The TortsProf blog is reporting that the New Hampshire Senate has adopted an early offer approach to medical malpractice that would allow a patient to initiate the early offer process.
According to an article in the Union Leader, Senate Bill 406 establishes an “early offer” program in which a medical provider would have to offer a settlement to an aggrieved patient within 90 days. The settlement would be based on medical costs and lost wages, while limiting pain-and-suffering damages, from $1,700 for minor harm to $117,500 for grave harm. Participation in the program would be voluntary for patients.
The fact that the program is voluntary is a good thing, but given the incredibly low caps on damages it would seem its utility would be very limited.

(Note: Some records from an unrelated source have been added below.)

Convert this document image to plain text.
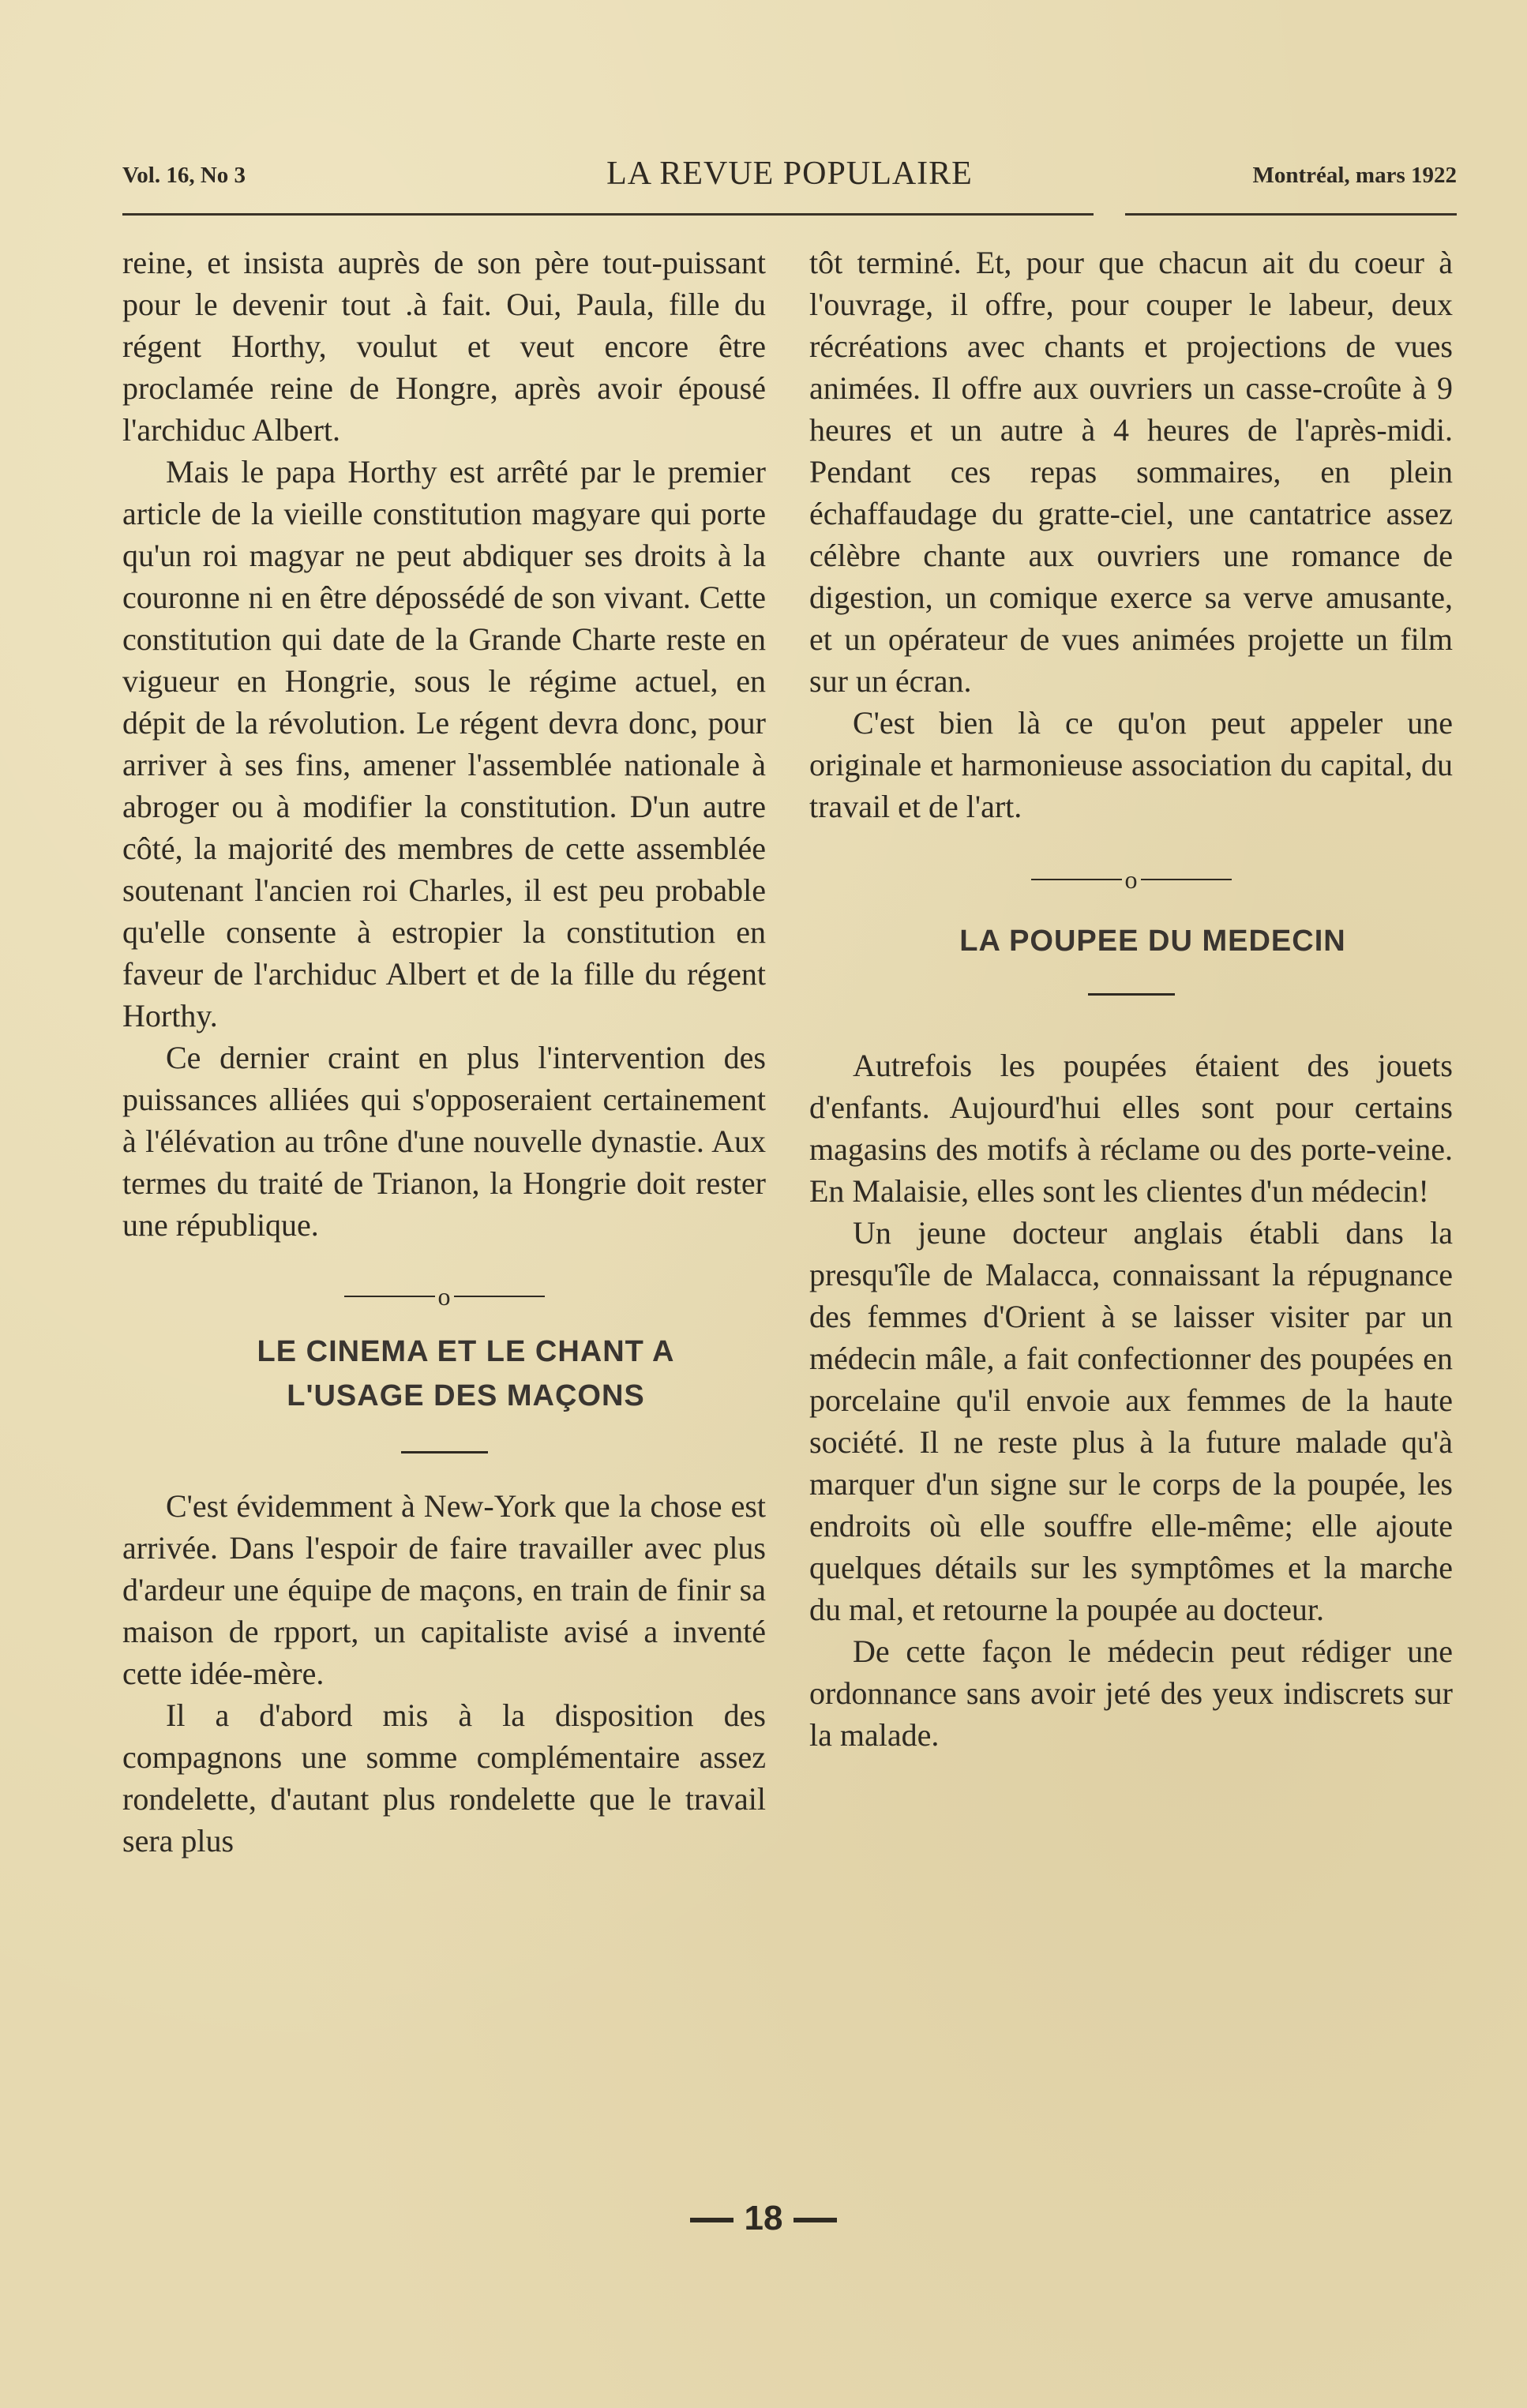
Vol. 16, No 3	LA REVUE POPULAIRE	Montréal, mars 1922

reine, et insista auprès de son père tout-puissant pour le devenir tout .à fait. Oui, Paula, fille du régent Horthy, voulut et veut encore être proclamée reine de Hongre, après avoir épousé l'archiduc Albert.

Mais le papa Horthy est arrêté par le premier article de la vieille constitution magyare qui porte qu'un roi magyar ne peut abdiquer ses droits à la couronne ni en être dépossédé de son vivant. Cette constitution qui date de la Grande Charte reste en vigueur en Hongrie, sous le régime actuel, en dépit de la révolution. Le régent devra donc, pour arriver à ses fins, amener l'assemblée nationale à abroger ou à modifier la constitution. D'un autre côté, la majorité des membres de cette assemblée soutenant l'ancien roi Charles, il est peu probable qu'elle consente à estropier la constitution en faveur de l'archiduc Albert et de la fille du régent Horthy.

Ce dernier craint en plus l'intervention des puissances alliées qui s'opposeraient certainement à l'élévation au trône d'une nouvelle dynastie. Aux termes du traité de Trianon, la Hongrie doit rester une république.

o

LE CINEMA ET LE CHANT A

L'USAGE DES MAÇONS

C'est évidemment à New-York que la chose est arrivée. Dans l'espoir de faire travailler avec plus d'ardeur une équipe de maçons, en train de finir sa maison de rpport, un capitaliste avisé a inventé cette idée-mère.

Il a d'abord mis à la disposition des compagnons une somme complémentaire assez rondelette, d'autant plus rondelette que le travail sera plus

tôt terminé. Et, pour que chacun ait du coeur à l'ouvrage, il offre, pour couper le labeur, deux récréations avec chants et projections de vues animées. Il offre aux ouvriers un casse-croûte à 9 heures et un autre à 4 heures de l'après-midi. Pendant ces repas sommaires, en plein échaffaudage du gratte-ciel, une cantatrice assez célèbre chante aux ouvriers une romance de digestion, un comique exerce sa verve amusante, et un opérateur de vues animées projette un film sur un écran.

C'est bien là ce qu'on peut appeler une originale et harmonieuse association du capital, du travail et de l'art.

o

LA POUPEE DU MEDECIN

Autrefois les poupées étaient des jouets d'enfants. Aujourd'hui elles sont pour certains magasins des motifs à réclame ou des porte-veine. En Malaisie, elles sont les clientes d'un médecin!

Un jeune docteur anglais établi dans la presqu'île de Malacca, connaissant la répugnance des femmes d'Orient à se laisser visiter par un médecin mâle, a fait confectionner des poupées en porcelaine qu'il envoie aux femmes de la haute société. Il ne reste plus à la future malade qu'à marquer d'un signe sur le corps de la poupée, les endroits où elle souffre elle-même; elle ajoute quelques détails sur les symptômes et la marche du mal, et retourne la poupée au docteur.

De cette façon le médecin peut rédiger une ordonnance sans avoir jeté des yeux indiscrets sur la malade.

18
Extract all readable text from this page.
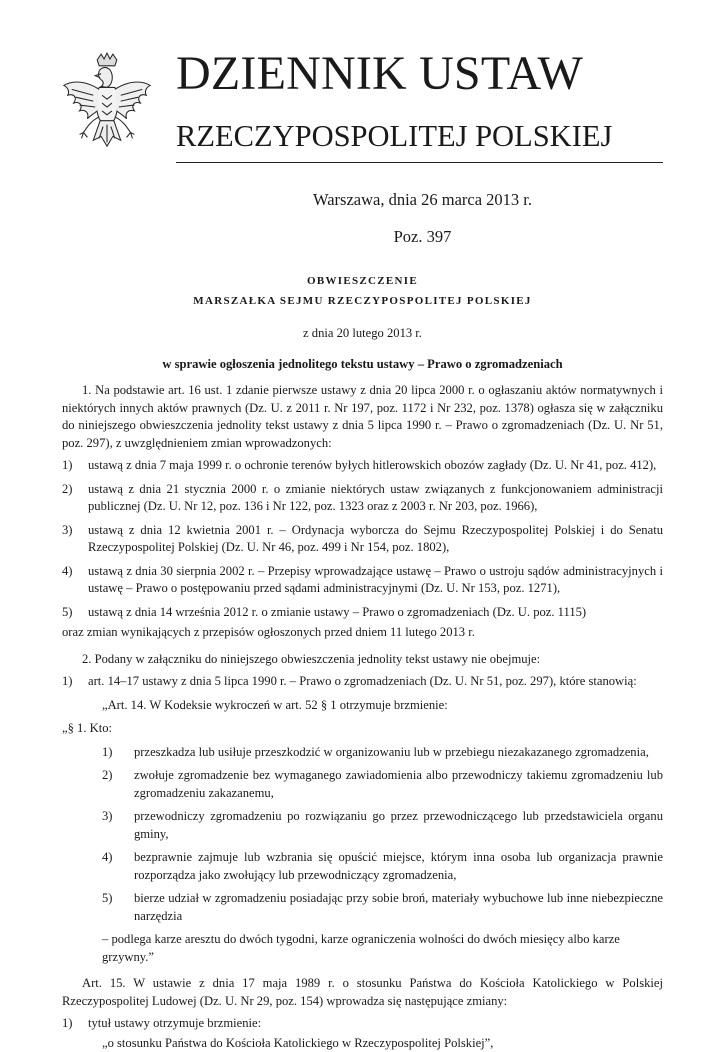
DZIENNIK USTAW
RZECZYPOSPOLITEJ POLSKIEJ

Warszawa, dnia 26 marca 2013 r.

Poz. 397

OBWIESZCZENIE

MARSZAŁKA SEJMU RZECZYPOSPOLITEJ POLSKIEJ

z dnia 20 lutego 2013 r.

w sprawie ogłoszenia jednolitego tekstu ustawy – Prawo o zgromadzeniach

1. Na podstawie art. 16 ust. 1 zdanie pierwsze ustawy z dnia 20 lipca 2000 r. o ogłaszaniu aktów normatywnych i niektórych innych aktów prawnych (Dz. U. z 2011 r. Nr 197, poz. 1172 i Nr 232, poz. 1378) ogłasza się w załączniku do niniejszego obwieszczenia jednolity tekst ustawy z dnia 5 lipca 1990 r. – Prawo o zgromadzeniach (Dz. U. Nr 51, poz. 297), z uwzględnieniem zmian wprowadzonych:

1) ustawą z dnia 7 maja 1999 r. o ochronie terenów byłych hitlerowskich obozów zagłady (Dz. U. Nr 41, poz. 412),
2) ustawą z dnia 21 stycznia 2000 r. o zmianie niektórych ustaw związanych z funkcjonowaniem administracji publicznej (Dz. U. Nr 12, poz. 136 i Nr 122, poz. 1323 oraz z 2003 r. Nr 203, poz. 1966),
3) ustawą z dnia 12 kwietnia 2001 r. – Ordynacja wyborcza do Sejmu Rzeczypospolitej Polskiej i do Senatu Rzeczypospolitej Polskiej (Dz. U. Nr 46, poz. 499 i Nr 154, poz. 1802),
4) ustawą z dnia 30 sierpnia 2002 r. – Przepisy wprowadzające ustawę – Prawo o ustroju sądów administracyjnych i ustawę – Prawo o postępowaniu przed sądami administracyjnymi (Dz. U. Nr 153, poz. 1271),
5) ustawą z dnia 14 września 2012 r. o zmianie ustawy – Prawo o zgromadzeniach (Dz. U. poz. 1115)

oraz zmian wynikających z przepisów ogłoszonych przed dniem 11 lutego 2013 r.

2. Podany w załączniku do niniejszego obwieszczenia jednolity tekst ustawy nie obejmuje:

1) art. 14–17 ustawy z dnia 5 lipca 1990 r. – Prawo o zgromadzeniach (Dz. U. Nr 51, poz. 297), które stanowią:

„Art. 14. W Kodeksie wykroczeń w art. 52 § 1 otrzymuje brzmienie:

„§ 1. Kto:

1) przeszkadza lub usiłuje przeszkodzić w organizowaniu lub w przebiegu niezakazanego zgromadzenia,
2) zwołuje zgromadzenie bez wymaganego zawiadomienia albo przewodniczy takiemu zgromadzeniu lub zgromadzeniu zakazanemu,
3) przewodniczy zgromadzeniu po rozwiązaniu go przez przewodniczącego lub przedstawiciela organu gminy,
4) bezprawnie zajmuje lub wzbrania się opuścić miejsce, którym inna osoba lub organizacja prawnie rozporządza jako zwołujący lub przewodniczący zgromadzenia,
5) bierze udział w zgromadzeniu posiadając przy sobie broń, materiały wybuchowe lub inne niebezpieczne narzędzia

– podlega karze aresztu do dwóch tygodni, karze ograniczenia wolności do dwóch miesięcy albo karze grzywny.”

Art. 15. W ustawie z dnia 17 maja 1989 r. o stosunku Państwa do Kościoła Katolickiego w Polskiej Rzeczypospolitej Ludowej (Dz. U. Nr 29, poz. 154) wprowadza się następujące zmiany:

1) tytuł ustawy otrzymuje brzmienie:

„o stosunku Państwa do Kościoła Katolickiego w Rzeczypospolitej Polskiej”,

Aside from that, as with all early offer programs, another main problem is that the program is basically unfair to the plaintiffs in one basic respect. For the defendant to be able to make a reasonable offer, the plaintiff has to provide the defendant with all the available information before the defendant has to offer any in return. In other words, the system is flawed in that it depends on the plaintiff disclosing all its evidence before getting the benefit of doing discovery. It is this one sided discovery function that have resulted in similar proposals to be abandoned in other jurisdictions in the past.
Of course, as you would expect, the rhetoric is always the same and the attack on the plaintiffs' bar is vicious. Take a look at the comments under the Union Leader article for example. Unfortunately, many of those comments are misinformed as I have documented many times over the last two years here.